Upgrade of the Belle II Vertex Detector with Depleted Monolithic CMOS Active Pixel Sensors

TL;DR

The paper discusses the upgrade of the Belle II vertex detector using depleted monolithic CMOS sensors, focusing on the development and testing of the OBELIX chip for high-luminosity conditions.

Contribution

It introduces the OBELIX chip, a new DMAPS sensor designed for Belle II upgrade, with enhanced radiation tolerance and digital features compatible with the trigger system.

Findings

OBELIX chip achieves radiation tolerance up to 5×10^14 n_eq/cm^2 and 100 Mrad.

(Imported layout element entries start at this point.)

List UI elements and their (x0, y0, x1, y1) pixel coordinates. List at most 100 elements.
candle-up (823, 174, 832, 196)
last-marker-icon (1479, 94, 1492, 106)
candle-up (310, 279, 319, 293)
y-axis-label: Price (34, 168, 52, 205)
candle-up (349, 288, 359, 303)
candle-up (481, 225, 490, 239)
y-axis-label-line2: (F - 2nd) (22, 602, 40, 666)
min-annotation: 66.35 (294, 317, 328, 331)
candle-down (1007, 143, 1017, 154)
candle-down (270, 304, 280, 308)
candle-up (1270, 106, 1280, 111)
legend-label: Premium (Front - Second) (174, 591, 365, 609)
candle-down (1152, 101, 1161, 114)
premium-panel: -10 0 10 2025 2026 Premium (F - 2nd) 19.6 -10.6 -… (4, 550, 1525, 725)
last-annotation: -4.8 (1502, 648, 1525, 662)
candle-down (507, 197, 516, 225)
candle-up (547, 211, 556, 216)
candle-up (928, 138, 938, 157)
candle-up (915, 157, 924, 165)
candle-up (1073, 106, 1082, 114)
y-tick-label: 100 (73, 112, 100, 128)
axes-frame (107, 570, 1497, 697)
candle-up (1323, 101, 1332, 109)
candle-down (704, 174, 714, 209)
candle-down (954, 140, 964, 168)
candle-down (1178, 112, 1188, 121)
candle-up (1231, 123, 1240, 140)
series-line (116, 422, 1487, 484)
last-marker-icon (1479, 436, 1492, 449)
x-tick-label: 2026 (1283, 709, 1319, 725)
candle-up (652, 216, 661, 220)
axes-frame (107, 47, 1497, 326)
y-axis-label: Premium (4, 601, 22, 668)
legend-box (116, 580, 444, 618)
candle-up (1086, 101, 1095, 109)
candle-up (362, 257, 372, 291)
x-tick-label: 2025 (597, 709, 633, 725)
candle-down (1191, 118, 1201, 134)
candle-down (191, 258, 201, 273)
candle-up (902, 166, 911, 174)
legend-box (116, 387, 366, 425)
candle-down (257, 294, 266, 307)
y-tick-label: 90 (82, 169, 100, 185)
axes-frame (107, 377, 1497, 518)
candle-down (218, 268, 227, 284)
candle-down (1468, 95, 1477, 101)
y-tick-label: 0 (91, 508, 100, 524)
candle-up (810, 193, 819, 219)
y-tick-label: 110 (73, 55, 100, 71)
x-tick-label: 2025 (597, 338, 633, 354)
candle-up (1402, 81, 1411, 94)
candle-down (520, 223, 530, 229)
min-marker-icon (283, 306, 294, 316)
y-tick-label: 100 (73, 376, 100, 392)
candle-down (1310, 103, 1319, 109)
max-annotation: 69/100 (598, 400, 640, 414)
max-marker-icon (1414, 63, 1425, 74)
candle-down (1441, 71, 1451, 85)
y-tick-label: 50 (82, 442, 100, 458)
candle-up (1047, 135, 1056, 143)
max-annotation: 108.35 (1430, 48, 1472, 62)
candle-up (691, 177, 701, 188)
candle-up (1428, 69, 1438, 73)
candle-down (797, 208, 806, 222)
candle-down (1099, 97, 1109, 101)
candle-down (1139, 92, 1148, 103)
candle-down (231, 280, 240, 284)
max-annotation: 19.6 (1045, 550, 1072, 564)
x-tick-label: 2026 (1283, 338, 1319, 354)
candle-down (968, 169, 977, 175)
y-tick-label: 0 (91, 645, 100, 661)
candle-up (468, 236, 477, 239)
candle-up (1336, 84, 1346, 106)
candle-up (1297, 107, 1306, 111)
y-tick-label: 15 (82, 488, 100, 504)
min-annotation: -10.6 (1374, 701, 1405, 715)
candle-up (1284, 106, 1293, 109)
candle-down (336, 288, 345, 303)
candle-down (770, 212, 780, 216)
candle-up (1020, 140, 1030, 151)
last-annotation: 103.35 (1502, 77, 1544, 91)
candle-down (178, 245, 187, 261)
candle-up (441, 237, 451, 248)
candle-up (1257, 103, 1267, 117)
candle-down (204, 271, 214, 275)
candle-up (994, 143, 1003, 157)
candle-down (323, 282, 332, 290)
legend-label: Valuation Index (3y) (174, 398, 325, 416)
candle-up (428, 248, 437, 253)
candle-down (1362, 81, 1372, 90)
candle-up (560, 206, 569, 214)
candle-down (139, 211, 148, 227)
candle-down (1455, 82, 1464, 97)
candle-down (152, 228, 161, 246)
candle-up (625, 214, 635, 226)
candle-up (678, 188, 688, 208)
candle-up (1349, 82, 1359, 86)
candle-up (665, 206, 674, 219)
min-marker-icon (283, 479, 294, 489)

Beam tests show sensor operation below 40°C after irradiation.

Sensor supports high hit rates up to 120 MHz/cm^2.

Abstract

The Belle II experiment, operating at the asymmetric SuperKEKB $e^+e^-$ collider, is preparing an upgrade of its vertex detector to cope with an increased luminosity of $6 \times 10^{35}$ cm$^{-2}$s$^{-1}$. The upgraded vertex detector (VTX) will consist of five or six layers of depleted monolithic active pixel sensors (DMAPS), with a total material budget of approximately $3\%$ $X/X_0$. The OBELIX chip, derived from the TJ-Monopix2 sensor and fabricated using Tower Semiconductor 180 nm CMOS technology, is being developed for this upgrade. It features a 33 $\mu$m pixel pitch with a time-stamping binning of $50-100$ ns, along with a dedicated digital periphery compatible with the Belle II trigger system, supporting rates up to 30 kHz. The sensor is designed to operate under the high background conditions expected at the target luminosity, with radiation tolerance up to $5 \times 10^{14}$ $n_{eq}$/cm$^2$ and 100 Mrad, while targeting a power density of about 200 mW/cm$^2$. This corresponds to hit rates up to 120 MHz/cm$^2$. Beam test and irradiation studies of TJ-Monopix2 demonstrate that the operating sensor temperature should stay below $40^\circ$C after irradiation up to $5 \times 10^{14}$ $n_{eq}$/cm$^2$. This report reviews the proposed VTX concept, sensor performance, and ongoing R$\&$D activities.